Headline earnings per share however decreased by 21 percent to 82.1 cents from 104.5 cents in 2012, and net operating earnings down by 8 percent to 503 million rand from 544 million rand in 2012.
“The markets in which the group operates continue to be challenging. There has been no material improvement in infrastructure spending in South Africa and Australia and this was aggravated by the adverse impact of labour disruptions in South Africa,” the company said.
[DATA AEG:Aveng] is a South African company specialising in steel, engineering, manufacturing, mining, concessions, public infrastructure and water treatment. The group also provides multidisciplinary services in construction and engineering.
Gross earnings decreased to 1.9 million rand from 2.1 million rand in 2012, and operating expenses also declined to 1.5 million rand from 1.6 million rand in 2012.
The construction and engineering segment in Aveng’s Australasia and Asia markets continues to compete despite tough market conditions. Revenue for the segment increased by 17 per cent to 14.9 billion rand.

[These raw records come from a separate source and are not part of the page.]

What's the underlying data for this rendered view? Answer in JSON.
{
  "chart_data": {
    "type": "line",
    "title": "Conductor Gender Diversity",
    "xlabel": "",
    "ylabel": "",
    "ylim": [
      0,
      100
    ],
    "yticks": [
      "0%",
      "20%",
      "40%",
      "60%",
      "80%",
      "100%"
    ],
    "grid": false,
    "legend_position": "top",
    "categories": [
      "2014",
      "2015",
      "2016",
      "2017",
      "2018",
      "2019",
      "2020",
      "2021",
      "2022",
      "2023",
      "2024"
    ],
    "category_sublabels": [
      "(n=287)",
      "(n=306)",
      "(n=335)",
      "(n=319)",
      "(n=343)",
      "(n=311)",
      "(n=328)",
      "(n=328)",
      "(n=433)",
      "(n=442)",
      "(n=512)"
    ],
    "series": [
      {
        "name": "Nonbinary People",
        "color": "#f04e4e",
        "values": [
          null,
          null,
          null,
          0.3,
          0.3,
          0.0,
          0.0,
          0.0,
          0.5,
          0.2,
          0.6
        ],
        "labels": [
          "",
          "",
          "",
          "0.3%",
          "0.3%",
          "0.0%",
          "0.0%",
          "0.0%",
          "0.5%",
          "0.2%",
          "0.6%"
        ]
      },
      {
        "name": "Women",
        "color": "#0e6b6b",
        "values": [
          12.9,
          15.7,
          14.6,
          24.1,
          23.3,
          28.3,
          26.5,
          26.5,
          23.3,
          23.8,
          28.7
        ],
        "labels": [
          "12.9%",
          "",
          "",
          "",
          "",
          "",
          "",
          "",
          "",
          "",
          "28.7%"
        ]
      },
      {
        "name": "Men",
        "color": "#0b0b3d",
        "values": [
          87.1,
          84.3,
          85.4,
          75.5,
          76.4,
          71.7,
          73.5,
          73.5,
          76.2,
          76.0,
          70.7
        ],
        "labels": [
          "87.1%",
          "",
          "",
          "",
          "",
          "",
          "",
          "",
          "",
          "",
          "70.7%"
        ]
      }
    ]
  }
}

“South Africa and rest of Africa segment remains constrained by the ongoing delays in new public infrastructure projects. The group has partly mitigated this by pursuing opportunities in the private sector,” the group added.
Revenue for the segment increased by 11 percent to 4.2 billion rand, which was mainly due to commencement of major contracts at Aveng Grinaker-LTA, and increased activity on the Sishen and Gouda renewable energy projects at Aveng Engineering.
The Aveng Grinaker-LTA project’s revenue also increased by 10 percent to 3.8 billion rand.
Revenue for Aveng Engineering, which consists of the previous businesses of Aveng E+PC and Aveng Water, increased by 24 percent to 402 million rand against the comparative period, mainly due to the increased activity on the Sishen and Gouda renewable energy projects.
Revenue for the group’s miming operation reported a 9 percent decrease in revenue to 3.5 billion rand and a decline in net operating earnings of 24 percent to 295 million rand compared to the comparative period.
The manufacturing and processing segment’s revenue increased by 6 percent to 5.3 billion rand.
“The group will be seeking to optimise its current business portfolio focusing on cash management and financial returns whilst significantly reviewing its cost structures, operational efficiency as well as improving project delivery,” the group said.